David Fuller's view -
It’s part of a much larger transformation at GE orchestrated by Jeff Immelt, Welch’s successor as chief executive officer. Most notably, GE is moving its headquarters from suburban Fairfield, Conn., land of golf and bonuses, where it’s been since 1974, to Boston, the Athens of America. The company is selling off its division that makes refrigerators and microwave ovens. Now it’s focused on electric power generators, jet engines, locomotives, and oil-refining gear. And it’s made a significant bet on developing software to connect these devices to the Internet. There’s a term for this trend of adding network connections to hardware not usually considered computers: the Internet of Things. GE believes its opportunity lies in what it calls the Internet of Really Big Things.
In the past five years, GE has hired hundreds of software developers, created its own operating system, and fashioned dozens of applications that it says will make planes fly more efficiently, extend the life of power generators, and allow trains to run faster.

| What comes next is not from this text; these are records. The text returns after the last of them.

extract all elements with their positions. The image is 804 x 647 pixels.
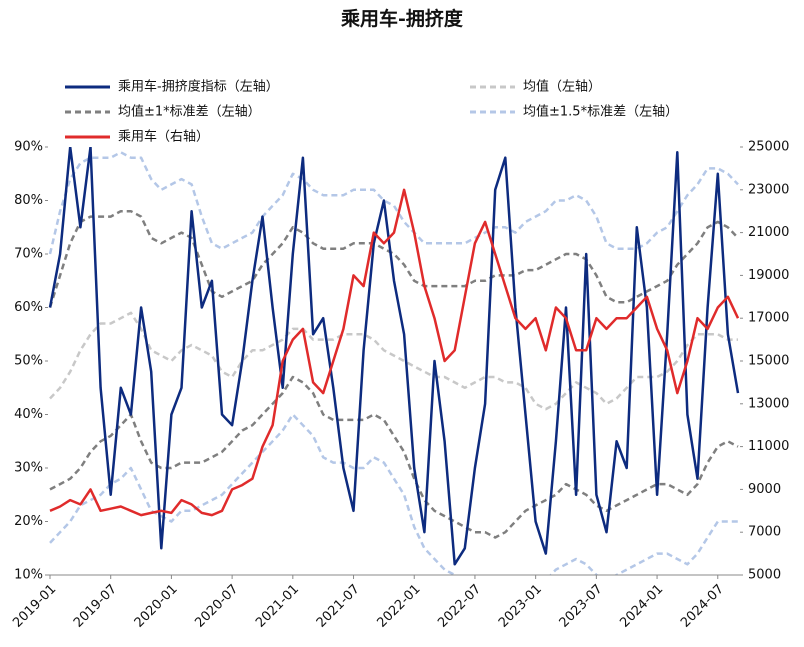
- x-tick-label: 2023-01: [496, 582, 545, 631]
- series-line: [49, 413, 738, 575]
- y2-tick-label: 15000: [748, 354, 789, 369]
- chart-title: 乘用车-拥挤度: [340, 7, 464, 30]
- y2-tick-label: 11000: [748, 439, 789, 454]
- x-tick-label: 2022-01: [375, 582, 424, 631]
- series-line: [48, 151, 739, 255]
- legend-label: 乘用车-拥挤度指标（左轴）: [118, 79, 279, 95]
- x-tick-label: 2019-01: [10, 582, 59, 631]
- y-tick-label: 80%: [14, 193, 43, 208]
- series-line: [48, 147, 740, 566]
- legend-label: 均值（左轴）: [523, 79, 601, 95]
- x-tick-label: 2022-07: [435, 582, 484, 631]
- y2-tick-label: 13000: [748, 396, 789, 411]
- series-line: [49, 188, 740, 517]
- x-tick-label: 2024-01: [617, 582, 666, 631]
- y-tick-label: 30%: [14, 461, 43, 476]
- x-tick-label: 2020-01: [132, 582, 181, 631]
- series-line: [48, 209, 739, 308]
- legend-label: 均值±1.5*标准差（左轴）: [523, 104, 678, 120]
- x-tick-label: 2021-01: [253, 582, 302, 631]
- y2-tick-label: 19000: [748, 268, 789, 283]
- y-tick-label: 50%: [14, 354, 43, 369]
- x-tick-label: 2019-07: [71, 582, 120, 631]
- y2-tick-label: 23000: [748, 182, 789, 197]
- y-tick-label: 10%: [14, 568, 43, 583]
- y-tick-label: 90%: [14, 140, 43, 155]
- x-tick-label: 2024-07: [678, 582, 727, 631]
- y2-tick-label: 9000: [748, 482, 781, 497]
- y-tick-label: 60%: [14, 300, 43, 315]
- y2-tick-label: 17000: [748, 311, 789, 326]
- x-tick-label: 2021-07: [314, 582, 363, 631]
- y2-tick-label: 21000: [748, 225, 789, 240]
- x-tick-label: 2020-07: [192, 582, 241, 631]
- y2-tick-label: 7000: [748, 525, 781, 540]
- y2-tick-label: 5000: [748, 568, 781, 583]
- legend-label: 均值±1*标准差（左轴）: [118, 104, 261, 120]
- series-line: [49, 311, 738, 411]
- x-tick-label: 2023-07: [557, 582, 606, 631]
- y-tick-label: 70%: [14, 247, 43, 262]
- y2-tick-label: 25000: [748, 140, 789, 155]
- y-tick-label: 20%: [14, 514, 43, 529]
- y-tick-label: 40%: [14, 407, 43, 422]
- plot-area: [48, 147, 740, 575]
- legend-label: 乘用车（右轴）: [118, 129, 209, 145]
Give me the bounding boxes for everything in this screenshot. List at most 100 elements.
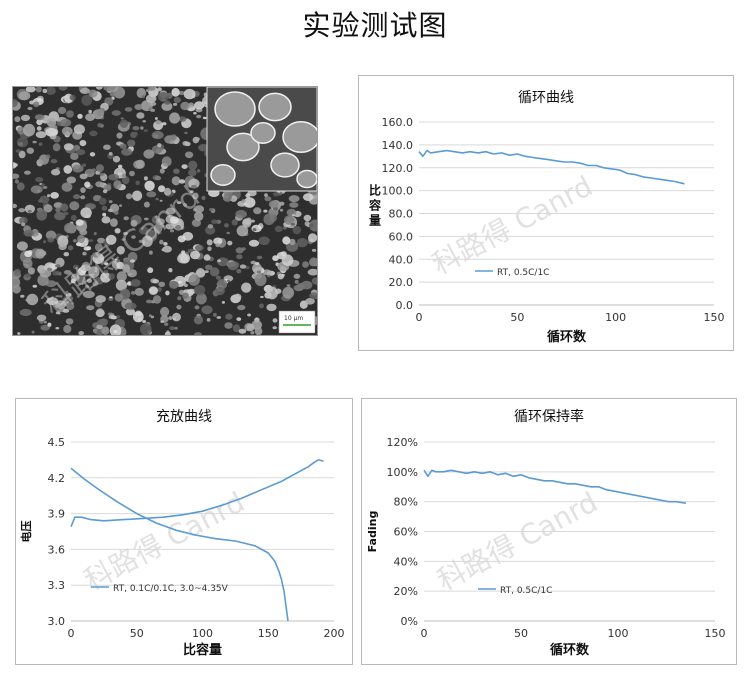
sem-grain [282, 236, 291, 245]
sem-grain [103, 87, 116, 92]
sem-grain [146, 299, 152, 304]
sem-grain [209, 267, 220, 277]
sem-grain [24, 250, 32, 258]
sem-grain [152, 279, 160, 284]
sem-grain [86, 305, 95, 311]
sem-grain [70, 214, 77, 221]
sem-grain [22, 258, 33, 269]
sem-grain [35, 131, 47, 139]
sem-grain [170, 216, 179, 224]
sem-grain [108, 273, 115, 280]
sem-grain [46, 297, 59, 305]
sem-grain [187, 288, 196, 295]
sem-grain [181, 250, 186, 254]
sem-grain [108, 173, 120, 181]
sem-grain [149, 250, 153, 255]
sem-grain [289, 238, 296, 246]
sem-grain [188, 274, 200, 286]
sem-grain [66, 303, 74, 308]
sem-grain [61, 182, 73, 192]
sem-grain [173, 97, 181, 103]
sem-grain [88, 109, 92, 114]
y-tick-label: 80.0 [389, 208, 414, 221]
sem-grain [111, 110, 121, 116]
y-tick-label: 120.0 [382, 162, 414, 175]
sem-grain [308, 233, 317, 243]
sem-grain [188, 102, 194, 108]
sem-grain [226, 231, 230, 235]
sem-grain [266, 286, 278, 300]
sem-grain [149, 101, 157, 106]
y-tick-label: 4.2 [48, 472, 66, 485]
sem-grain [36, 126, 42, 131]
sem-grain [196, 169, 201, 173]
sem-grain [128, 272, 132, 276]
sem-grain [309, 292, 317, 300]
sem-grain [121, 238, 126, 241]
sem-grain [169, 229, 175, 233]
sem-grain [250, 260, 256, 265]
sem-grain [204, 270, 209, 273]
chart-title: 循环曲线 [518, 90, 574, 106]
x-tick-label: 0 [68, 627, 75, 640]
sem-grain [234, 293, 242, 301]
sem-grain [148, 286, 158, 295]
sem-grain [123, 216, 129, 221]
sem-grain [173, 168, 180, 174]
x-tick-label: 150 [705, 627, 726, 640]
sem-grain [47, 267, 53, 272]
x-axis-label: 循环数 [547, 329, 587, 345]
sem-grain [217, 259, 222, 263]
sem-grain [27, 106, 33, 111]
sem-grain [40, 324, 50, 331]
sem-grain [194, 305, 200, 310]
cycle-curve-panel: 科路得 Canrd 循环曲线 0.0 20.0 40.0 60.0 80.0 100.0 120… [358, 75, 734, 351]
sem-grain [291, 214, 295, 217]
sem-grain [116, 245, 125, 255]
sem-grain [188, 160, 198, 171]
sem-grain [38, 199, 43, 203]
sem-grain [184, 131, 188, 135]
sem-grain [305, 298, 315, 305]
sem-grain [195, 137, 200, 141]
sem-grain [195, 244, 204, 252]
x-tick-label: 150 [704, 311, 725, 324]
y-tick-label: 0.0 [396, 299, 414, 312]
sem-grain [118, 164, 123, 169]
sem-grain [195, 269, 206, 278]
sem-grain [159, 199, 163, 202]
sem-grain [205, 225, 216, 235]
sem-grain [19, 308, 32, 317]
sem-grain [99, 172, 105, 176]
sem-grain [241, 282, 252, 293]
sem-grain [292, 225, 302, 235]
sem-inset-grain [270, 152, 300, 178]
sem-grain [82, 251, 87, 256]
sem-grain [119, 143, 127, 149]
sem-grain [60, 118, 72, 127]
sem-grain [171, 87, 180, 97]
sem-grain [142, 320, 147, 323]
sem-grain [150, 108, 156, 112]
sem-grain [114, 228, 121, 234]
sem-grain [43, 320, 47, 324]
sem-grain [42, 88, 48, 94]
sem-grain [24, 263, 28, 266]
sem-grain [121, 148, 133, 156]
sem-grain [272, 255, 279, 262]
sem-grain [263, 209, 268, 213]
sem-grain [283, 215, 295, 225]
sem-grain [183, 88, 196, 100]
sem-grain [241, 199, 246, 204]
sem-grain [168, 280, 179, 289]
sem-grain [216, 316, 222, 319]
sem-inset-grain [250, 122, 276, 144]
sem-grain [145, 94, 157, 103]
sem-grain [79, 140, 87, 147]
sem-grain [236, 317, 242, 321]
sem-grain [235, 247, 244, 254]
sem-grain [127, 139, 136, 147]
sem-grain [185, 251, 189, 255]
sem-grain [124, 302, 137, 310]
sem-grain [181, 292, 189, 299]
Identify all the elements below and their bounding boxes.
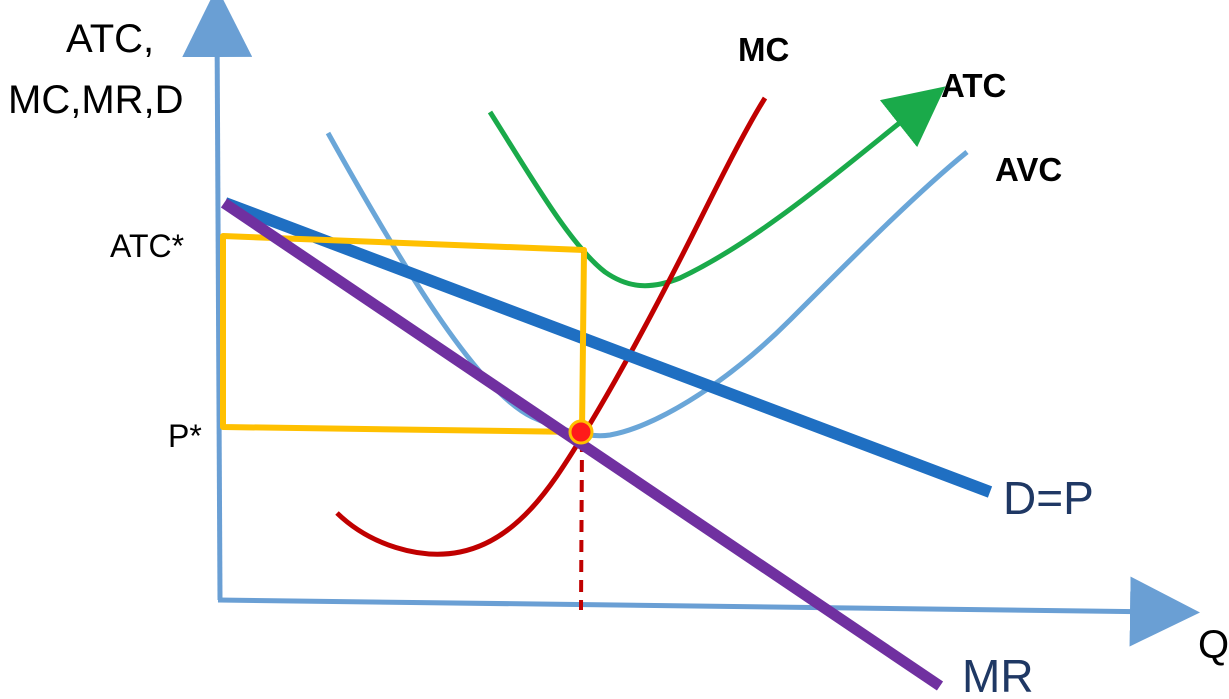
- y-axis: [182, 0, 253, 601]
- demand-label: D=P: [1003, 472, 1094, 524]
- x-axis: [217, 576, 1200, 647]
- x-axis-label: Q: [1198, 623, 1229, 667]
- atc-label: ATC: [941, 67, 1006, 104]
- mr-line: [220, 198, 944, 691]
- y-axis-label-line2: MC,MR,D: [8, 78, 184, 122]
- mr-label: MR: [962, 650, 1034, 699]
- avc-label: AVC: [995, 151, 1062, 188]
- mc-label: MC: [738, 31, 789, 68]
- quantity-dashed-line: [579, 439, 584, 611]
- y-axis-label-line1: ATC,: [66, 17, 154, 61]
- atc-star-label: ATC*: [110, 228, 184, 264]
- atc-curve: [487, 86, 946, 289]
- optimum-point: [568, 419, 594, 445]
- avc-curve: [325, 131, 969, 439]
- p-star-label: P*: [168, 418, 202, 454]
- demand-line: [222, 197, 993, 498]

GE’s plan is to sell this software to other manufacturers of Really Big Industrial Things, and to be a top 10 software company by 2020. That would put it in the same category as Microsoft, IBM, and Oracle, an ambition that some have difficulty swallowing. “Top 10? No way,” says David Linthicum, senior vice president of Cloud Technology Partners, a consulting firm in Boston.
Inevitably, an activist took an interest in the struggling conglomerate. Last October, Nelson Peltz’s Trian Partners revealed that it had purchased $2.5 billion in GE shares, becoming its ninth-largest investor. In an 81-page analysis, Trian said GE had previously been an unfocused, overly bureaucratic muddle. But rather than call for a breakup of the company as Peltz has done in the past with DuPont and PepsiCo, he instead endorsed Immelt’s strategy.
A year earlier, this would have been hard to believe, but by last fall, Immelt’s program was beginning to succeed. He had announced a plan to shed $200 billion of GE’s problematic financial assets, which have weighed down its share price. The company says it had software sales of $5 billion in 2015, a sign that the Internet-of-really-big-things approach must be taken seriously. And, by all accounts, Immelt’s campaign to remake the company’s intrinsically rigid culture is working. In the past year, GE’s stock has outperformed the Standard & Poor’s 500-stock index. “A lot of people didn’t think this management team would drive an aggressive transformation of the business,” says Steven Winoker, an analyst at Sanford C. Bernstein & Co. “But that’s exactly what’s happening.”
Jeff Immelt is ambitious and creative but what he and many other CEOs lack is that incisive business brain which a long-term activist such as Nelson Peltz of Trian Partners can provide. He is probably the best activist investor in the business and for sentimental reasons I would like to see this sole surviving original Dow Jones component flourish with its comparatively new business plan.